We treat the string as a number in a chosen base (d) (often the alphabet size, e.g., 256 for ASCII).

We also choose a large prime (q) to reduce collisions by taking results modulo (q).

For a substring \(S = s_0 s_1 \dots s_{m-1}\), its hash is:

\[h(S) = \big( s_0 \cdot d^{m-1} + s_1 \cdot d^{m-2} + \dots + s_{m-1} \cdot d^0 \big) \bmod q\]

Here:

\(s_i\) is the integer code of the character.
\(d\) is the base.
\(q\) is the modulus.

Suppose we have the hash of substring \(T[i \dots i+m-1]\), and we want the hash of the next window \(T[i+1 \dots i+m]\).

Let:

\(h_i\) = hash of window starting at position \(i\).
\(h_{i+1}\) = hash of window starting at position \(i+1\).
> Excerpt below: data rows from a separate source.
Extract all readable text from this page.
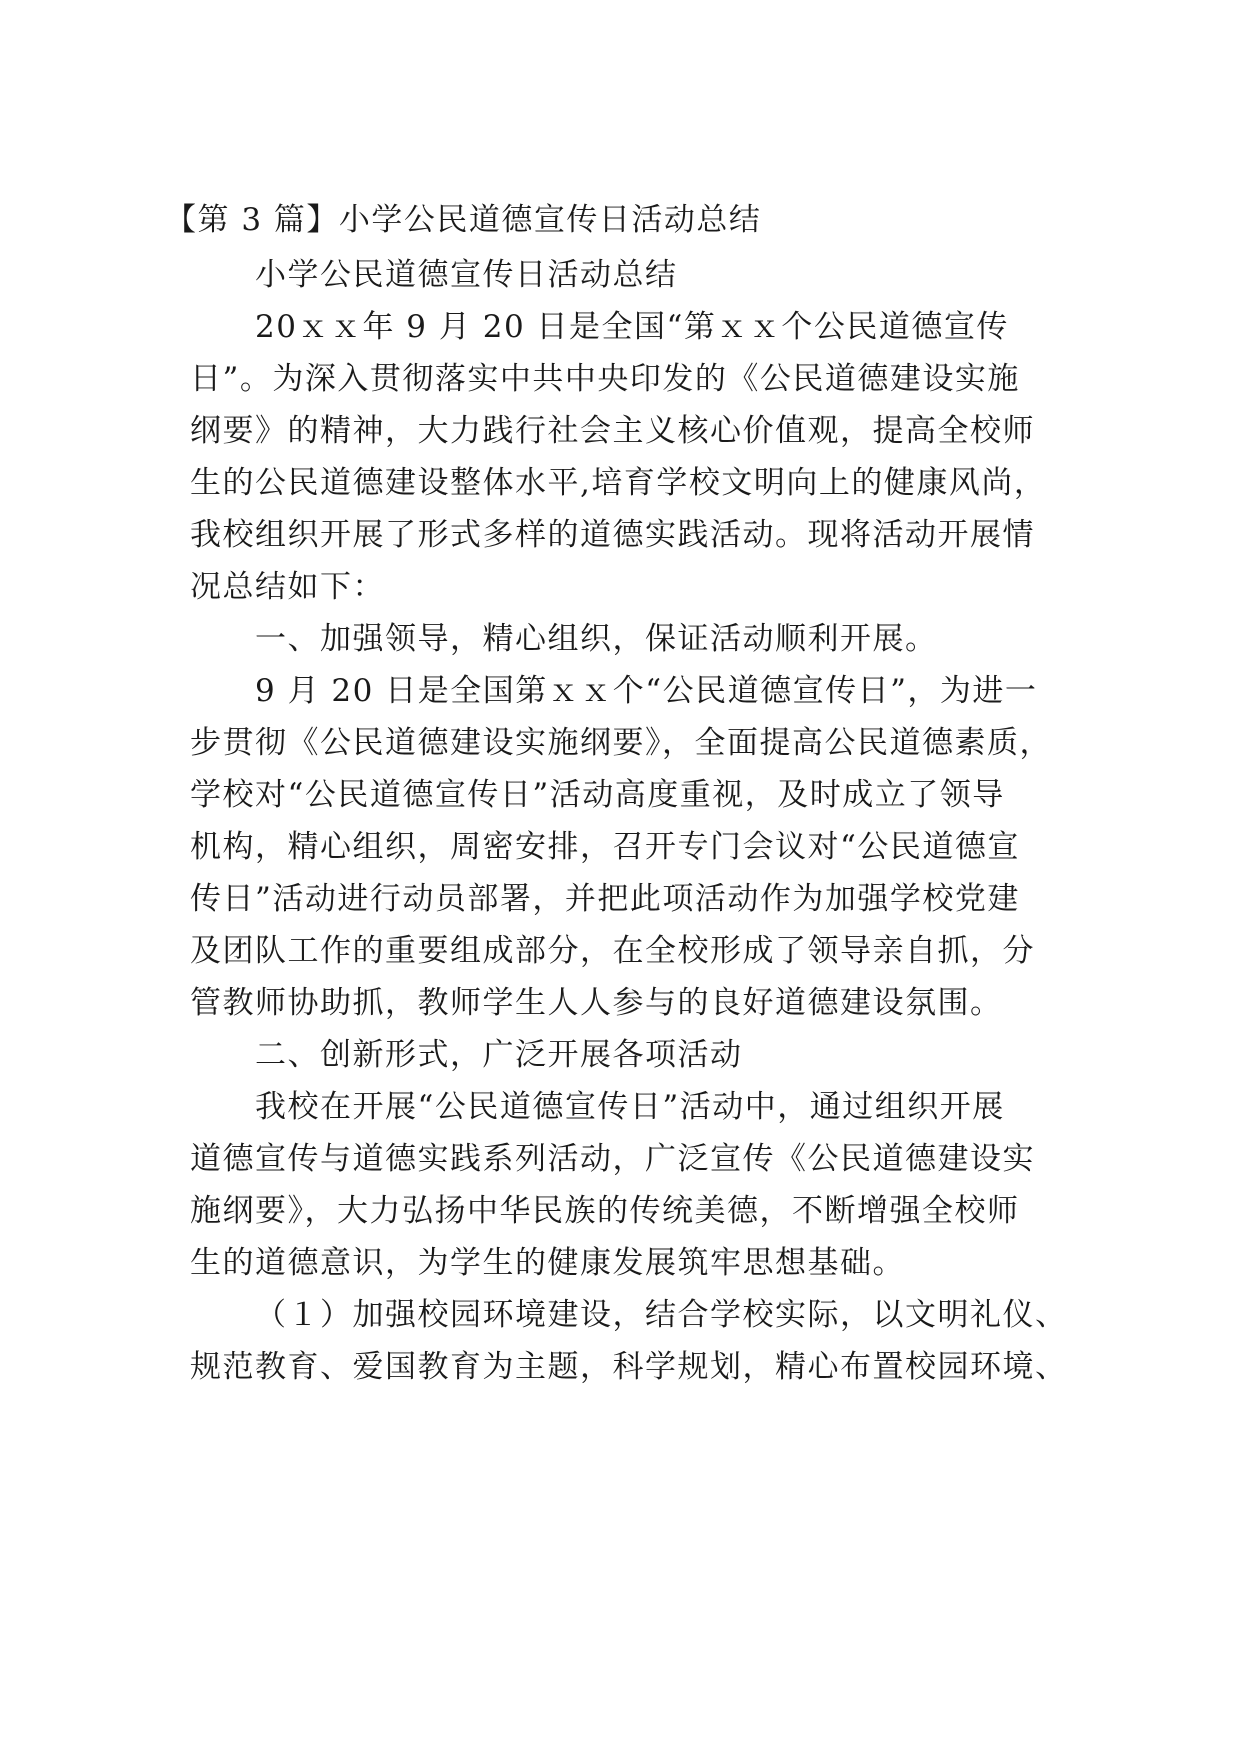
【第 3 篇】小学公民道德宣传日活动总结
小学公民道德宣传日活动总结
20ｘｘ年 9 月 20 日是全国“第ｘｘ个公民道德宣传
日”。为深入贯彻落实中共中央印发的《公民道德建设实施
纲要》的精神，大力践行社会主义核心价值观，提高全校师
生的公民道德建设整体水平,培育学校文明向上的健康风尚，
我校组织开展了形式多样的道德实践活动。现将活动开展情
况总结如下：
一、加强领导，精心组织，保证活动顺利开展。
9 月 20 日是全国第ｘｘ个“公民道德宣传日”，为进一
步贯彻《公民道德建设实施纲要》，全面提高公民道德素质，
学校对“公民道德宣传日”活动高度重视，及时成立了领导
机构，精心组织，周密安排，召开专门会议对“公民道德宣
传日”活动进行动员部署，并把此项活动作为加强学校党建
及团队工作的重要组成部分，在全校形成了领导亲自抓，分
管教师协助抓，教师学生人人参与的良好道德建设氛围。
二、创新形式，广泛开展各项活动
我校在开展“公民道德宣传日”活动中，通过组织开展
道德宣传与道德实践系列活动，广泛宣传《公民道德建设实
施纲要》，大力弘扬中华民族的传统美德，不断增强全校师
生的道德意识，为学生的健康发展筑牢思想基础。
（１）加强校园环境建设，结合学校实际，以文明礼仪、
规范教育、爱国教育为主题，科学规划，精心布置校园环境、
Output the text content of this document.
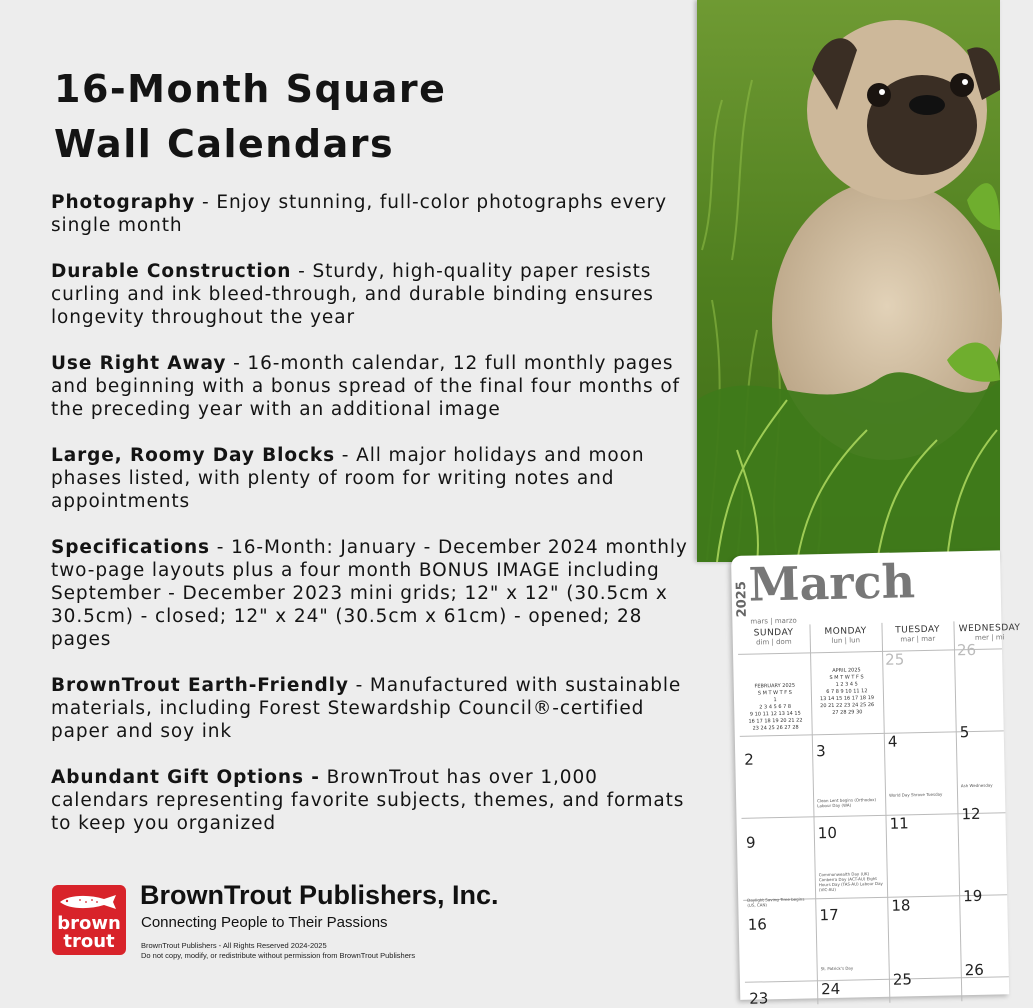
16-Month Square
Wall Calendars

Photography - Enjoy stunning, full-color photographs every single month

Durable Construction - Sturdy, high-quality paper resists curling and ink bleed-through, and durable binding ensures longevity throughout the year

Use Right Away - 16-month calendar, 12 full monthly pages and beginning with a bonus spread of the final four months of the preceding year with an additional image

Large, Roomy Day Blocks - All major holidays and moon phases listed, with plenty of room for writing notes and appointments

Specifications - 16-Month: January - December 2024 monthly two-page layouts plus a four month BONUS IMAGE including September - December 2023 mini grids; 12" x 12" (30.5cm x 30.5cm) - closed; 12" x 24" (30.5cm x 61cm) - opened; 28 pages

BrownTrout Earth-Friendly - Manufactured with sustainable materials, including Forest Stewardship Council®-certified paper and soy ink

Abundant Gift Options - BrownTrout has over 1,000 calendars representing favorite subjects, themes, and formats to keep you organized

brown
trout
BrownTrout Publishers, Inc.
Connecting People to Their Passions
BrownTrout Publishers - All Rights Reserved 2024-2025
Do not copy, modify, or redistribute without permission from BrownTrout Publishers
2025
March
mars | marzo
SUNDAY
dim | dom
MONDAY
lun | lun
TUESDAY
mar | mar
WEDNESDAY
mer | mi
FEBRUARY 2025
S M T W T F S
1
2 3 4 5 6 7 8
9 10 11 12 13 14 15
16 17 18 19 20 21 22
23 24 25 26 27 28
APRIL 2025
S M T W T F S
1 2 3 4 5
6 7 8 9 10 11 12
13 14 15 16 17 18 19
20 21 22 23 24 25 26
27 28 29 30
25
26
2	3
4
5
9
10
11
12
16
17
18
19
23
24
25
26
Clean Lent begins (Orthodox) Labour Day (WA)
World Day Shrove Tuesday
Ash Wednesday
Commonwealth Day (UK) Canberra Day (ACT-AU) Eight Hours Day (TAS-AU) Labour Day (VIC-AU)
Daylight Saving Time begins (US, CAN)
St. Patrick's Day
We can compute \(h_{i+1}\) from \(h_i\) in constant time:

\[h_{i+1} = \big( d \cdot (h_i - s_i \cdot d^{m-1}) + s_{i+m} \big) \bmod q\]

For this, all we have the store is the first character in the segment.

Complexity Analysis

Case	Time Complexity	Explanation
Best / Average Case	\(O(n + m)\)	Hash comparisons are fast; collisions are rare. Expected linear time.
Worst Case	\(O(n \cdot m)\)	If many hash collisions occur, each requires full character comparison.
Space Complexity	\(O(1)\)	Only a few integer variables for hashes and constants.

Expected performance: Linear in practice, because good hash functions minimize collisions.
Worst-case performance: Quadratic, but rare in real-world applications.

Example problems

It is efficient for multiple pattern matching (can hash multiple patterns and check simultaneously).

As a result, it is useful in plagiarism detection, search engines, and DNA sequence analysis.